DM FOR BIOINFORMATICS
Bioinformatics is the science of storing, extracting, organizing, analyzing, interpreting, and utilizing information from biological sequences and molecules. It has been fueled mainly by advances in DNA sequencing and mapping techniques. The Human Genome Project has resulted in an exponentially growing DB of genetic sequences. KDD techniques are playing an increasingly important role in the analysis and discovery of sequence, structure, and functional patterns or models from large sequence DBs. High performance techniques are also becoming central to this task (Han et al., 2001; Han & Kamber, 2001).
Bioinformatics provides opportunities for developing novel mining methods. Some of the main challenges in bioinformatics include protein structure prediction, homology search, multiple alignment and phylogeny construction, genomic sequence analysis, gene finding and gene mapping, as well as applications in gene expression data analysis, and drug discovery in the pharmaceutical industry. As a consequence of the large amounts of data produced in the field of molecular biology, most of the current bioinformatics projects deal with the structural and functional aspects of genes and proteins. Many of these projects are related to the Human Genome Project. The data produced by thousands of research teams all over the world are collected and organized in DBs specialized for particular subjects; examples include GDB, SWISS-PROT, GenBank, and PDB. Computational tools are needed to analyze the collected data in the most efficient manner. For example, bioinformaticists are working on the prediction of the biological functions of genes and proteins based on structural data (Chalifa-Caspi. Prilusky, & Lancet1998). Another example of a bioinformatics application is the GeneCards encyclopedia (Rebhan, Chalifa-Caspi, Prilusky, & Lancet 1997). This resource contains data about human genes, their products and the diseases in which they are involved.

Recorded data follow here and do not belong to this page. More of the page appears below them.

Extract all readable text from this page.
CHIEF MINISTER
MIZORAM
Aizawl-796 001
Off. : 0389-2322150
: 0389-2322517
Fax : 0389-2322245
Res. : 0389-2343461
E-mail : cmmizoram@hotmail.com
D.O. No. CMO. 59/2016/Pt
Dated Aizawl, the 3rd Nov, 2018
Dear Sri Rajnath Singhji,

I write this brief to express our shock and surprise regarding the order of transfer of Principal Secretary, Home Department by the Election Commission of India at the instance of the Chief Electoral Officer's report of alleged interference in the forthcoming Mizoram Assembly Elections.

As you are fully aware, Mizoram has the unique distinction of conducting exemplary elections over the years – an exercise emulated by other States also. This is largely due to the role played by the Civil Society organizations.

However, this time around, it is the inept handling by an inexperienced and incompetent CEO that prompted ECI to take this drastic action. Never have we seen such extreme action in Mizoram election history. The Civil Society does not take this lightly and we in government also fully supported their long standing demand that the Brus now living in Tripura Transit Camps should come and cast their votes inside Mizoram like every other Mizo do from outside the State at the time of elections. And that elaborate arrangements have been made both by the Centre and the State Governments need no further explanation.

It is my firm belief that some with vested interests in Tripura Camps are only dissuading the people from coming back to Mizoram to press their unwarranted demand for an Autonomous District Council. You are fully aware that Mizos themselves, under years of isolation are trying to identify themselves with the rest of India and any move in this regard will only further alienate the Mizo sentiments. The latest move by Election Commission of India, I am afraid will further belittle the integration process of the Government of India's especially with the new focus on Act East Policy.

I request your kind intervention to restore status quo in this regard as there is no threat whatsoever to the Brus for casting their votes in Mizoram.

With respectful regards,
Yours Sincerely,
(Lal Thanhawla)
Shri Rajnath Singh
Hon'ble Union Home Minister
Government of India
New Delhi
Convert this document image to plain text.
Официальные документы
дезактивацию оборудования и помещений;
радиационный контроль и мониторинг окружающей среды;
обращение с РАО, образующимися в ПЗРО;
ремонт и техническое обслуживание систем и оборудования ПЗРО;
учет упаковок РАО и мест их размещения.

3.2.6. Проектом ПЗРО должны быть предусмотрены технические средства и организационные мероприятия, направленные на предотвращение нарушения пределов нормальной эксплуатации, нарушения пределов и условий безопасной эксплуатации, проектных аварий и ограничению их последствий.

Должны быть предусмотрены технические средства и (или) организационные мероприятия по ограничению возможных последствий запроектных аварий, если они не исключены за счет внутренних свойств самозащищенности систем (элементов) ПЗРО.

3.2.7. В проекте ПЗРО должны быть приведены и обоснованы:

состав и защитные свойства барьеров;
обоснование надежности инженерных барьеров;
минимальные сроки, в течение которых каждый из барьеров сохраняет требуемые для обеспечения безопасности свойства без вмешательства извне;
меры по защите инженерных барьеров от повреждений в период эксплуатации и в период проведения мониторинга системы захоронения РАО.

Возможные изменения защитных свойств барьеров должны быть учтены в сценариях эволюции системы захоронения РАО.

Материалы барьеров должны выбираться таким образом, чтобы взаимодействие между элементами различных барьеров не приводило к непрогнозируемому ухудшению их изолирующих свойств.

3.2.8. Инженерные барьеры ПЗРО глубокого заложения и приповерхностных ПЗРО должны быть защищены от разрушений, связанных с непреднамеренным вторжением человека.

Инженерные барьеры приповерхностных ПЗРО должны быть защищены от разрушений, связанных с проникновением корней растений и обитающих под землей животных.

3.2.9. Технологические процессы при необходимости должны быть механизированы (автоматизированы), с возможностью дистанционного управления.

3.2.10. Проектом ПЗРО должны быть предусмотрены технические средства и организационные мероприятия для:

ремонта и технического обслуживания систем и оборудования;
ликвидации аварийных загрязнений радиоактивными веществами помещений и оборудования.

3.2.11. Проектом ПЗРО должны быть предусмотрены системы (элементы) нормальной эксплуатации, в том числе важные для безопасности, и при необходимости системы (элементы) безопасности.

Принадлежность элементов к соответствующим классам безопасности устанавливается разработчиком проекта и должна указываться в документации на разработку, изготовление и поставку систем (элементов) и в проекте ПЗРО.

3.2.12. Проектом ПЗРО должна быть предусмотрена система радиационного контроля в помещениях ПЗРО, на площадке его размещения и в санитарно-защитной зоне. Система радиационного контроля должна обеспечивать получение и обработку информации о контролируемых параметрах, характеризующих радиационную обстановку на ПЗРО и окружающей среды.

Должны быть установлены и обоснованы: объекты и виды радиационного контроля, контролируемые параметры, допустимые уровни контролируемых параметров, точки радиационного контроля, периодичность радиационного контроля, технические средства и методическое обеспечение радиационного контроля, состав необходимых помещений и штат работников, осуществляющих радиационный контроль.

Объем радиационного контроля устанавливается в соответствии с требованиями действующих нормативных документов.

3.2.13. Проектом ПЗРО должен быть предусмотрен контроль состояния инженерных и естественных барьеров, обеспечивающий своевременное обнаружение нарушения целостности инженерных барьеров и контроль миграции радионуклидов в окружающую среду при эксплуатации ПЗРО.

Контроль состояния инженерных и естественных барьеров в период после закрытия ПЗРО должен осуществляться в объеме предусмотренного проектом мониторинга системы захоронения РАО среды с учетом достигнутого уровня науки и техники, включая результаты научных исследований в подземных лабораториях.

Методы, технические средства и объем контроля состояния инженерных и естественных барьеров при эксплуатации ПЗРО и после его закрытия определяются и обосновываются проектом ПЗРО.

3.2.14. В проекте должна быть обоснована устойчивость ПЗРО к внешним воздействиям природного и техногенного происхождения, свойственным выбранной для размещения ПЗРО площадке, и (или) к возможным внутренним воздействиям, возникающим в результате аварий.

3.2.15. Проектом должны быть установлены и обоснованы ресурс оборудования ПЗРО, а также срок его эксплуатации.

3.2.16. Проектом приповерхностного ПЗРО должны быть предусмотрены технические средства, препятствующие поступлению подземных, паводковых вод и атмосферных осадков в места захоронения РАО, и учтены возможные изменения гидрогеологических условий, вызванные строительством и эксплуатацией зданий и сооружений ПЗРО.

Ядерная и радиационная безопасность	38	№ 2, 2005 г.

Since DM offers the ability to discover patterns and relationships from large amounts of data, it seems ideally suited to use in the analysis of DNA. This is because DNA is essentially a sequence or chain of four main components called nucleotides. A group of several hundred nucleotides in a certain sequence is called a gene, and there are about 100,000 genes that make up the human genome. Aside from the task of integrating DBs of biological information noted above, another important application is the use of comparison and similarity search on DNA sequences. This is useful in the study of genetics-linked diseases, as it would be possible to compare and contrast the gene sequences of normal and diseased tissues and attempt to determine what sequences are found in the diseased, but not in the normal, tissues. There are a number of projects that are being conducted in this area, whether on the areas discussed above, or on the analysis of micro-array data and related topics. Among the centers doing research in this area are the European Bioinformatics Institute (EBI) in Cambridge, UK, and the Weizmann Institute of Science in Israel.